Обряд выкуривания первой папиросы папа Жора совершал каждое утро. Длилось это до того дня, когда в растворенную форточку вылетел ангел, унося душу папы Жоры. Хотя из слов тети Симы: «Покурил, вернулся в комнату, лег на диван и умер» можно допустить, что в форточку вылетел никакой не ангел, а просто сигаретный дым.
ххх
Итак, мы идем по дороге. Справа несутся автомобили, слева зияют пасти котлованов, на краю которых торчат старые голубятни и садовые деревья. Вдруг папа Жора поднимает правую руку и помахивает ею перед собою, словно отгоняя мух. Что-то бормочет под нос, глядя на необычный дом под темно-зеленым куполом.
— Церковь, — поясняет он минуту спустя.
— А что там делают?
— Молятся Богу.
— А кто такой Бог?
Папа Жора останавливается, на его обычно неподвижном лице появляется выражение некоторого удивления.
— Бог — это... Бог! — и снова осеняет себя крестным знамением. — Ну-ка шире шаг, видишь, солнце уже высоко. Всю рыбу без нас переловят.
Я семеню, едва поспевая за ним, и в моем ежеминутно расширяющемся мире из-за плеч Иванушки-дурачка и Трех толстяков выглядывает голова какого-то Бога. Как назло, натирает кожу ремешок сандалии, но останавливаться, понимаю, нельзя — ведь там, в озере, остается все меньше рыбы. Ладно, про Бога спрошу потом, если не забуду.
Мы располагаемся на берегу озера. Папа Жора развязывает ленточку, и бамбуковое копье распадается на несколько колен.
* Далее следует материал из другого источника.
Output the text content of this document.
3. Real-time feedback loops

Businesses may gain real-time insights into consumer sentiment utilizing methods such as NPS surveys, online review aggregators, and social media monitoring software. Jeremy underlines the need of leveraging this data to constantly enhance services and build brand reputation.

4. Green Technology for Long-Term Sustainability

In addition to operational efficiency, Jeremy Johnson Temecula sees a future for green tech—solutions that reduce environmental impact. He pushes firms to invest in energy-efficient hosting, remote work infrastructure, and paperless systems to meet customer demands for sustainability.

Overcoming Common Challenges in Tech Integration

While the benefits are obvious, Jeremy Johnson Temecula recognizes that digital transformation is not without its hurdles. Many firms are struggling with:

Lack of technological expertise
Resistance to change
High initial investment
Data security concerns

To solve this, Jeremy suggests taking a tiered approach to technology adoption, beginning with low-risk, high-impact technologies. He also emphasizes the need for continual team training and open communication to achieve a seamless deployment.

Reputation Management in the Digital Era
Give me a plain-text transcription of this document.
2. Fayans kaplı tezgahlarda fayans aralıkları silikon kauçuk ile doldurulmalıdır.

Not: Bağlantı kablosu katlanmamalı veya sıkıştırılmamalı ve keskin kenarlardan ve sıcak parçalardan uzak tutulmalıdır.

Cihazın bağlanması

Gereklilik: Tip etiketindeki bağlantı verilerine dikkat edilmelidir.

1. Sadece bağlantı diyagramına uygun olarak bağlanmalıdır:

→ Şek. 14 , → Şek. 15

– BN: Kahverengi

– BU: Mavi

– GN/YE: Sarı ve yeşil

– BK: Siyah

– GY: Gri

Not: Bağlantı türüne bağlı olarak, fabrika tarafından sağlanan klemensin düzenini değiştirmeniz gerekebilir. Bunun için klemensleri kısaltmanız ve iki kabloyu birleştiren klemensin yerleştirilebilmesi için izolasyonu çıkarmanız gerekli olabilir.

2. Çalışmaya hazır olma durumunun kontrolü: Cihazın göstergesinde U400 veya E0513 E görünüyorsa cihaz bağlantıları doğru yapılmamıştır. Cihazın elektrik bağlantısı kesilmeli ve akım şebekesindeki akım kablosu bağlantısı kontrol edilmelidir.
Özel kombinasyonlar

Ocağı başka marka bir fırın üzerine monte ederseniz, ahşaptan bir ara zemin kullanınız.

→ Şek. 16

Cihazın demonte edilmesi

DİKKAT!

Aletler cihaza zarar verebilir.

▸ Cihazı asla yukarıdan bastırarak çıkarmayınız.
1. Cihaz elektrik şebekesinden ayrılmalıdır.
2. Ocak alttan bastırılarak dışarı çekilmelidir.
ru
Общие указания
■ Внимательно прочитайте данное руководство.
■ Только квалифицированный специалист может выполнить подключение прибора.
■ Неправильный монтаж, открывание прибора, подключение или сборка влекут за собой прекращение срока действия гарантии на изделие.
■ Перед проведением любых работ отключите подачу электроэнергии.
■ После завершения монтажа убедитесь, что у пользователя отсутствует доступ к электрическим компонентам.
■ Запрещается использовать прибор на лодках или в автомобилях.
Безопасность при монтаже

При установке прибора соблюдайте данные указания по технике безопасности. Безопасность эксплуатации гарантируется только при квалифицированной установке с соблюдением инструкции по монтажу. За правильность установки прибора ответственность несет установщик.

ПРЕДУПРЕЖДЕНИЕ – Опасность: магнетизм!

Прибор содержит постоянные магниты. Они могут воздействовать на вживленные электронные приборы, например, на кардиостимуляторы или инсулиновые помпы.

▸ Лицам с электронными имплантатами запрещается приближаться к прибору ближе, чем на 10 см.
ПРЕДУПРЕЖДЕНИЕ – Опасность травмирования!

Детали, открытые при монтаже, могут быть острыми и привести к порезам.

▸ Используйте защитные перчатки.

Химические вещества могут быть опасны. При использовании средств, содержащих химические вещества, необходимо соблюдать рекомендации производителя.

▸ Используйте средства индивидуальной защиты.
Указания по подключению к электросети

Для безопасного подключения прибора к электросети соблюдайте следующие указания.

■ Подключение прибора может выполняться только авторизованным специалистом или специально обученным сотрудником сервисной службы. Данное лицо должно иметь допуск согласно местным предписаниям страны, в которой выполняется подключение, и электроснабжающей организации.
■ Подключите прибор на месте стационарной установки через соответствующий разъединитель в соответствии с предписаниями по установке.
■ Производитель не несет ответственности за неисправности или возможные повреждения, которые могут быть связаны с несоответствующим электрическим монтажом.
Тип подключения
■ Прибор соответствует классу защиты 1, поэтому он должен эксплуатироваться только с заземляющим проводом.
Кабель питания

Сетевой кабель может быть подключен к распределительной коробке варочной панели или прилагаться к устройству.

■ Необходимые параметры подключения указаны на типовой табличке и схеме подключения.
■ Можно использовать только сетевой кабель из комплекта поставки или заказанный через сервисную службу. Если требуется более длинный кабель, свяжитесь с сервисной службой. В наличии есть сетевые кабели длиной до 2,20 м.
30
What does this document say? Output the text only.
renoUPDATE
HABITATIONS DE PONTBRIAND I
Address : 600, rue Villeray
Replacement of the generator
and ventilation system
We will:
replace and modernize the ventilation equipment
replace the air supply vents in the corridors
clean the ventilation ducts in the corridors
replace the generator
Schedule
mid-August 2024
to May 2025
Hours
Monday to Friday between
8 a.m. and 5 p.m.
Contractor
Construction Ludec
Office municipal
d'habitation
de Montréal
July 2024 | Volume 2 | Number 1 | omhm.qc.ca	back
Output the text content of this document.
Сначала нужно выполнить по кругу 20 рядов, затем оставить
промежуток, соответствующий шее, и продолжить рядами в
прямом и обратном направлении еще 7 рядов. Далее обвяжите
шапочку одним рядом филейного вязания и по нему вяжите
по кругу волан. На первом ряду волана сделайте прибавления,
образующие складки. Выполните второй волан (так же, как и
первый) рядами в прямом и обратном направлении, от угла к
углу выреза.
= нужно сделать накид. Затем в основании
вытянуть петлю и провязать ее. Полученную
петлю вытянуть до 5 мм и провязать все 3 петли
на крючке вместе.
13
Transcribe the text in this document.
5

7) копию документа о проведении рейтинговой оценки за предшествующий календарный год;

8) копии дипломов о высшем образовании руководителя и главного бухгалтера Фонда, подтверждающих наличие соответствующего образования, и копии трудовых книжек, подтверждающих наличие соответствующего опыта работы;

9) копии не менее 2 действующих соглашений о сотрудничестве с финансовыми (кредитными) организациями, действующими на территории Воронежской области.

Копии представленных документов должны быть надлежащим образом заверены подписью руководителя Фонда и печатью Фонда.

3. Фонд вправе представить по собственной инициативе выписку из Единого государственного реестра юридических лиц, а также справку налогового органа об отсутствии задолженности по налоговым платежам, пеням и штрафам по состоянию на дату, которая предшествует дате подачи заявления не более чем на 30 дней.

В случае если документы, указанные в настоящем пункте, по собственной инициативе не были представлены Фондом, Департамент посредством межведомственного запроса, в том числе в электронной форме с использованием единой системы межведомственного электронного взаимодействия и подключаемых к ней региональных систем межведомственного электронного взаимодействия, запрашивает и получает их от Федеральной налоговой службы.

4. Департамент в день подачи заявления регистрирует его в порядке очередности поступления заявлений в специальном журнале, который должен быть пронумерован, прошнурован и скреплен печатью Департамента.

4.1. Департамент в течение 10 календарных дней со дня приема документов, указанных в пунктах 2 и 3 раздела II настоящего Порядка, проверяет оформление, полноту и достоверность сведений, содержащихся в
Вдвигает одно колено в другое, сначала появляется первая удочка, длинная, затем вторая — покороче. Разворачивает снасть, надевает на крючок кусочек теста и, трижды поплевав на него, забрасывает далеко в воду. Поплавок падает возле чашечки белой лилии, на которой неподвижно сидит стрекоза.
— Видел? Теперь ты попробуй.
Спешу тоже закинуть — меня разбирает любопытство, почему не улетела стрекоза: наверное намочила крылья, а может она мертвая. Однако моя удочка и леска слишком коротки, гусиный поплавок с красным острием плюхается почти у самого берега.
Вскоре мне уже смертельно скучно смотреть на неподвижный поплавок. Зато совсем близко от изломанной тени моей удочки выныривает лягушка. Если бы не папа Жора, можно было бы запустить в нее чем-то.
И зачем он меня разбудил в такую рань?!